PTNA: news for Public Transport Network Analysis

NeatNit · February 22, 2025, 12:43am

How is from/to mapped in OSM right now for these routes?

ToniE · February 22, 2025, 12:46am

seems that GTFS is wrong here w.r.t. these two operators. In reality (OSM) they are different.

NeatNit · February 22, 2025, 12:50am

For what it’s worth, for Israel I currently take the trip_headsign from trips.txt - to from trips with direction_id=0, and from from trips with direction_id=1. It’s not flawless, but it seems to match what’s already mapped in OSM in the cases I’ve checked. As I mentioned to you, PTv2 stipulates that from and to should be the name of the start and end stops of the route (at least, that’s my reading of Tag:route=bus - OpenStreetMap Wiki), but what’s mapped right now (and IMO more useful) is a more general thing like “downtown” or the name of the destination city when it differs from the origin city.

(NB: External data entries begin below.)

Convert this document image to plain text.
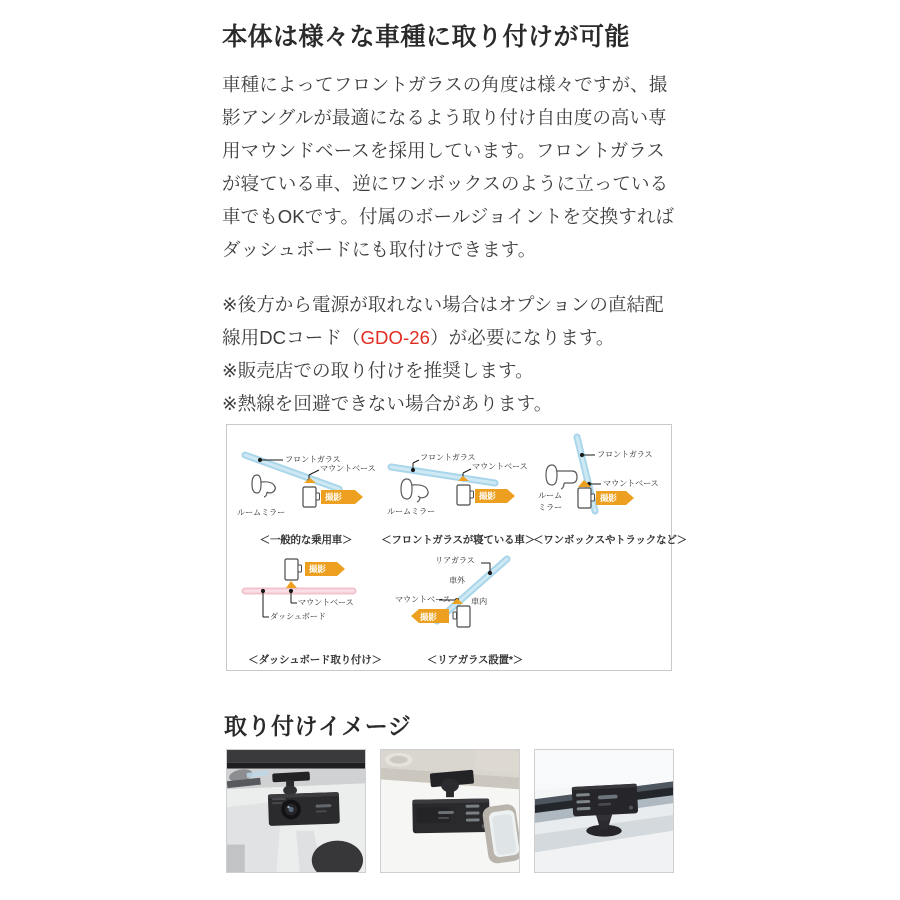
本体は様々な車種に取り付けが可能

車種によってフロントガラスの角度は様々ですが、撮影アングルが最適になるよう取り付け自由度の高い専用マウンドベースを採用しています。フロントガラスが寝ている車、逆にワンボックスのように立っている車でもOKです。付属のボールジョイントを交換すればダッシュボードにも取付けできます。

※後方から電源が取れない場合はオプションの直結配線用DCコード（GDO-26）が必要になります。
※販売店での取り付けを推奨します。
※熱線を回避できない場合があります。
フロントガラス
マウントベース
ルームミラー
撮影
＜一般的な乗用車＞
フロントガラス
マウントベース
ルームミラー
撮影
＜フロントガラスが寝ている車＞
フロントガラス
マウントベース
ルーム
ミラー
撮影
＜ワンボックスやトラックなど＞
マウントベース
ダッシュボード
撮影
＜ダッシュボード取り付け＞
リアガラス
車外
マウントベース 車内
撮影
＜リアガラス設置*＞
取り付けイメージ
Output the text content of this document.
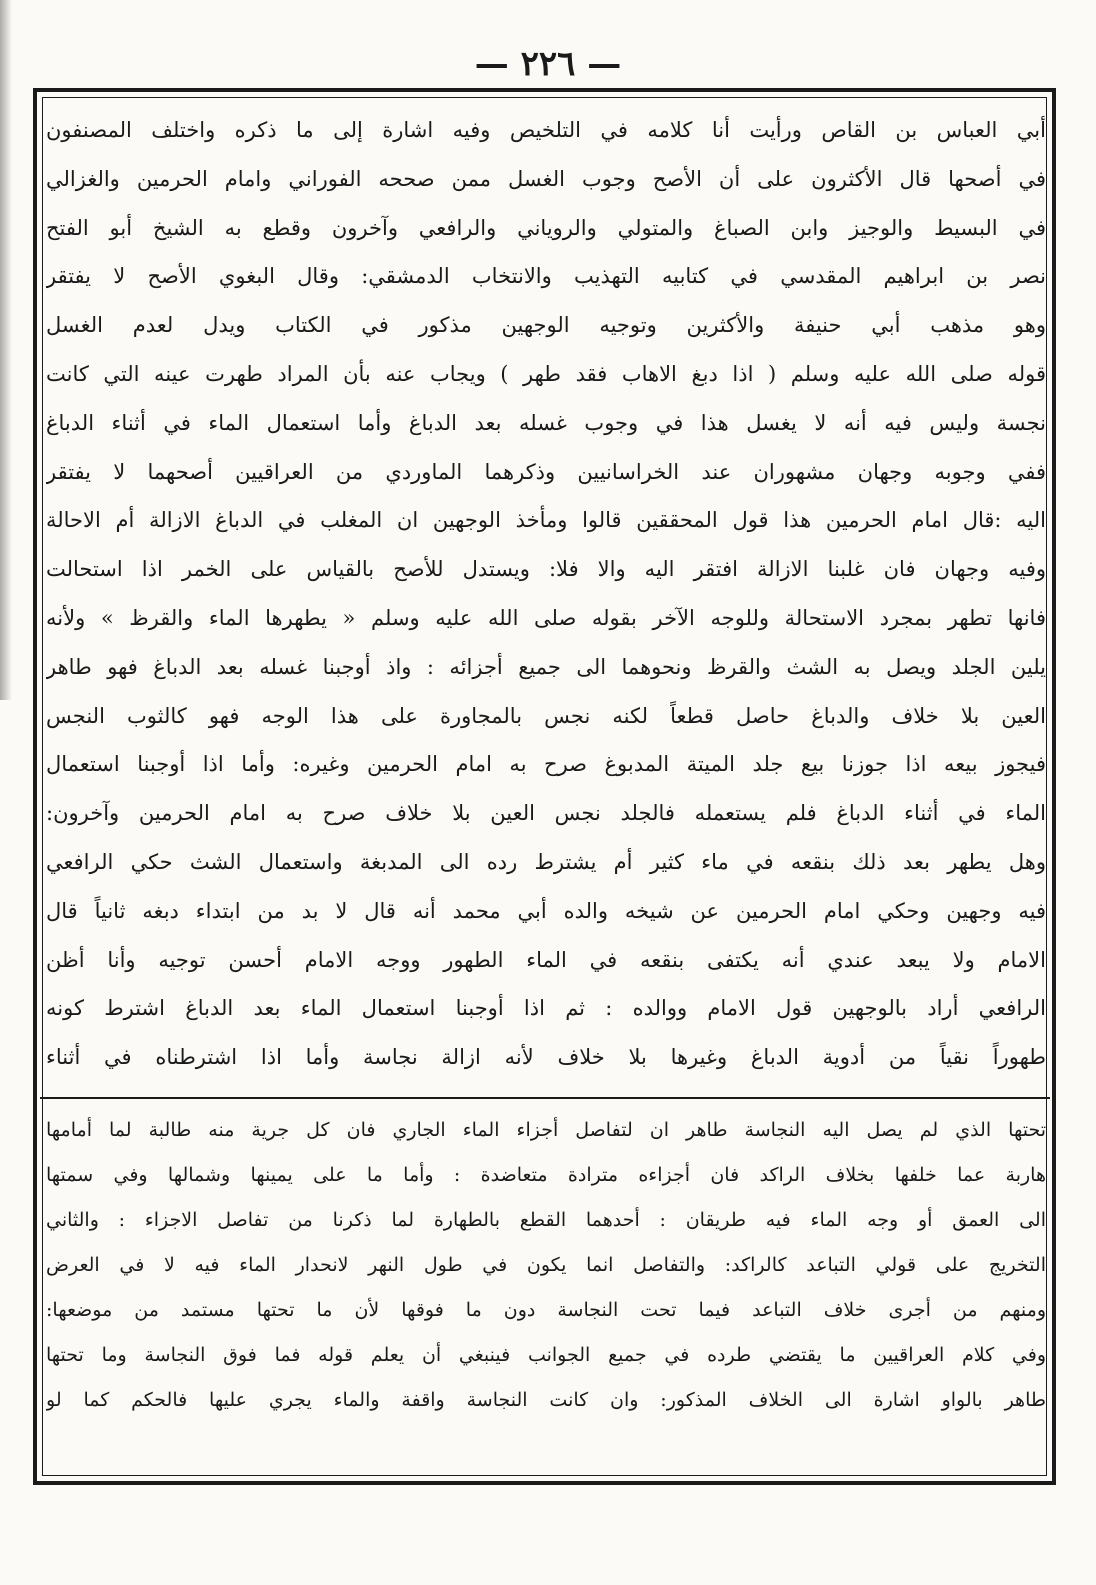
— ٢٢٦ —
أبي العباس بن القاص ورأيت أنا كلامه في التلخيص وفيه اشارة إلى ما ذكره واختلف المصنفون
في أصحها قال الأكثرون على أن الأصح وجوب الغسل ممن صححه الفوراني وامام الحرمين والغزالي
في البسيط والوجيز وابن الصباغ والمتولي والروياني والرافعي وآخرون وقطع به الشيخ أبو الفتح
نصر بن ابراهيم المقدسي في كتابيه التهذيب والانتخاب الدمشقي: وقال البغوي الأصح لا يفتقر
وهو مذهب أبي حنيفة والأكثرين وتوجيه الوجهين مذكور في الكتاب ويدل لعدم الغسل
قوله صلى الله عليه وسلم ( اذا دبغ الاهاب فقد طهر ) ويجاب عنه بأن المراد طهرت عينه التي كانت
نجسة وليس فيه أنه لا يغسل هذا في وجوب غسله بعد الدباغ وأما استعمال الماء في أثناء الدباغ
ففي وجوبه وجهان مشهوران عند الخراسانيين وذكرهما الماوردي من العراقيين أصحهما لا يفتقر
اليه :قال امام الحرمين هذا قول المحققين قالوا ومأخذ الوجهين ان المغلب في الدباغ الازالة أم الاحالة
وفيه وجهان فان غلبنا الازالة افتقر اليه والا فلا: ويستدل للأصح بالقياس على الخمر اذا استحالت
فانها تطهر بمجرد الاستحالة وللوجه الآخر بقوله صلى الله عليه وسلم « يطهرها الماء والقرظ » ولأنه
يلين الجلد ويصل به الشث والقرظ ونحوهما الى جميع أجزائه : واذ أوجبنا غسله بعد الدباغ فهو طاهر
العين بلا خلاف والدباغ حاصل قطعاً لكنه نجس بالمجاورة على هذا الوجه فهو كالثوب النجس
فيجوز بيعه اذا جوزنا بيع جلد الميتة المدبوغ صرح به امام الحرمين وغيره: وأما اذا أوجبنا استعمال
الماء في أثناء الدباغ فلم يستعمله فالجلد نجس العين بلا خلاف صرح به امام الحرمين وآخرون:
وهل يطهر بعد ذلك بنقعه في ماء كثير أم يشترط رده الى المدبغة واستعمال الشث حكي الرافعي
فيه وجهين وحكي امام الحرمين عن شيخه والده أبي محمد أنه قال لا بد من ابتداء دبغه ثانياً قال
الامام ولا يبعد عندي أنه يكتفى بنقعه في الماء الطهور ووجه الامام أحسن توجيه وأنا أظن
الرافعي أراد بالوجهين قول الامام ووالده : ثم اذا أوجبنا استعمال الماء بعد الدباغ اشترط كونه
طهوراً نقياً من أدوية الدباغ وغيرها بلا خلاف لأنه ازالة نجاسة وأما اذا اشترطناه في أثناء
تحتها الذي لم يصل اليه النجاسة طاهر ان لتفاصل أجزاء الماء الجاري فان كل جرية منه طالبة لما أمامها
هاربة عما خلفها بخلاف الراكد فان أجزاءه مترادة متعاضدة : وأما ما على يمينها وشمالها وفي سمتها
الى العمق أو وجه الماء فيه طريقان : أحدهما القطع بالطهارة لما ذكرنا من تفاصل الاجزاء : والثاني
التخريج على قولي التباعد كالراكد: والتفاصل انما يكون في طول النهر لانحدار الماء فيه لا في العرض
ومنهم من أجرى خلاف التباعد فيما تحت النجاسة دون ما فوقها لأن ما تحتها مستمد من موضعها:
وفي كلام العراقيين ما يقتضي طرده في جميع الجوانب فينبغي أن يعلم قوله فما فوق النجاسة وما تحتها
طاهر بالواو اشارة الى الخلاف المذكور: وان كانت النجاسة واقفة والماء يجري عليها فالحكم كما لو
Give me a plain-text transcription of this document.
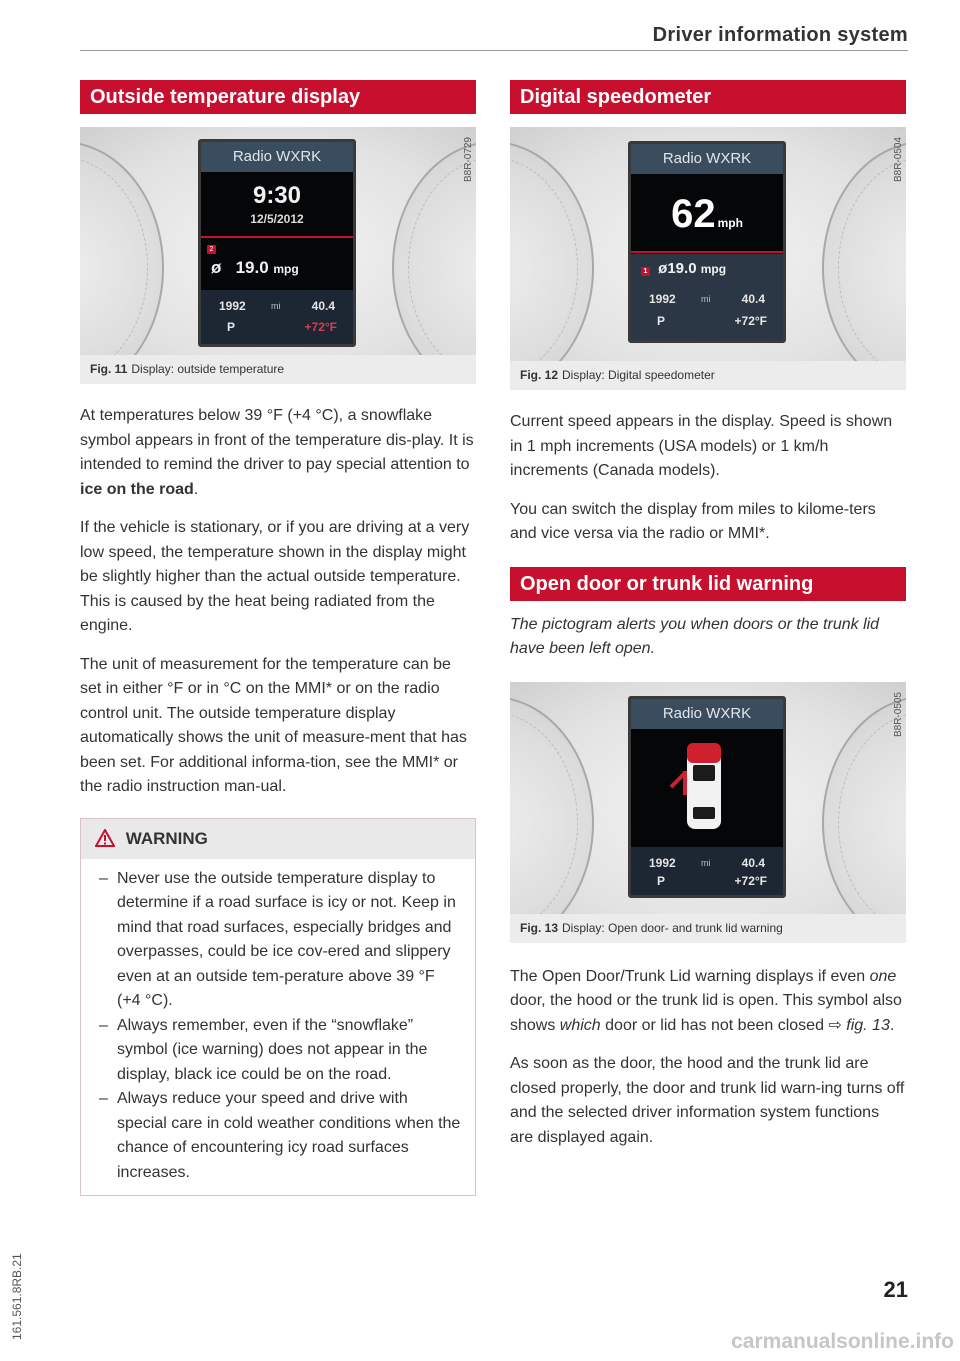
Driver information system
Outside temperature display
B8R-0729
Radio WXRK
9:30
12/5/2012
2
ø 19.0 mpg
1992	mi	40.4
P	+72°F
Fig. 11 Display: outside temperature

At temperatures below 39 °F (+4 °C), a snowflake symbol appears in front of the temperature dis-play. It is intended to remind the driver to pay special attention to ice on the road.

If the vehicle is stationary, or if you are driving at a very low speed, the temperature shown in the display might be slightly higher than the actual outside temperature. This is caused by the heat being radiated from the engine.

The unit of measurement for the temperature can be set in either °F or in °C on the MMI* or on the radio control unit. The outside temperature display automatically shows the unit of measure-ment that has been set. For additional informa-tion, see the MMI* or the radio instruction man-ual.

WARNING
– Never use the outside temperature display to determine if a road surface is icy or not. Keep in mind that road surfaces, especially bridges and overpasses, could be ice cov-ered and slippery even at an outside tem-perature above 39 °F (+4 °C).
– Always remember, even if the “snowflake” symbol (ice warning) does not appear in the display, black ice could be on the road.
– Always reduce your speed and drive with special care in cold weather conditions when the chance of encountering icy road surfaces increases.
Digital speedometer
B8R-0504
Radio WXRK
62 mph
1 ø19.0 mpg
1992	mi	40.4
P	+72°F
Fig. 12 Display: Digital speedometer

Current speed appears in the display. Speed is shown in 1 mph increments (USA models) or 1 km/h increments (Canada models).

You can switch the display from miles to kilome-ters and vice versa via the radio or MMI*.

Open door or trunk lid warning

The pictogram alerts you when doors or the trunk lid have been left open.

B8R-0505
Radio WXRK
1992	mi	40.4
P	+72°F
Fig. 13 Display: Open door- and trunk lid warning

The Open Door/Trunk Lid warning displays if even one door, the hood or the trunk lid is open. This symbol also shows which door or lid has not been closed ⇨ fig. 13.

As soon as the door, the hood and the trunk lid are closed properly, the door and trunk lid warn-ing turns off and the selected driver information system functions are displayed again.

161.561.8RB.21	21
carmanualsonline.info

Well, who do you trust more?

Edit: I’ll just not add from and to for now, and let the scripts and PTNA complain about it. We can always deal with edge cases later.

I’ll see if I can start work on this tomorrow or early next week.

ToniE · February 22, 2025, 1:01am

Yep, those tiny pitfalls can also be fixed manually after an import. Updates are done once a month only.

One important thing to mention about your approach is that we automatically detect/import new routes and delete no longer existing ones. This remains as the added value even for those GTFS feeds where the route_id and route_short_name never change for a given bus, …

Time to go to bed for me, so long, good night!

NeatNit · February 22, 2025, 1:14am

I don’t think it’s reasonable to expect a human to go back every month and fix something, only for the importer to automatically undo their fix the next month.

At worst, a viable solution would be to pull the buses out of the filter and type them out manualy:

1;bus;;from1;to1;...;rab-14-301-1
1;bus;;from2;to2;...;rab-14-810-1
@bus
@route_id!=rab-14-301-1
@route_id!=rab-14-810-1
# all other routes will go here...
@@

But then these routes will always appear at the top of the list, instead of their rightful place sorted among the others. Still, the lesser evil. Especially for route 1 which is supposed to be at the top anyway.

I should be doing that too - good night!

ToniE · February 22, 2025, 11:46am

GTFS of LU is CC-BY-4.0 which is, without further notes, not compatible with OSM licenses.

ToniE · February 22, 2025, 11:49am

Oops! I found a design issue/gap regarding the GTFS to CSV injection.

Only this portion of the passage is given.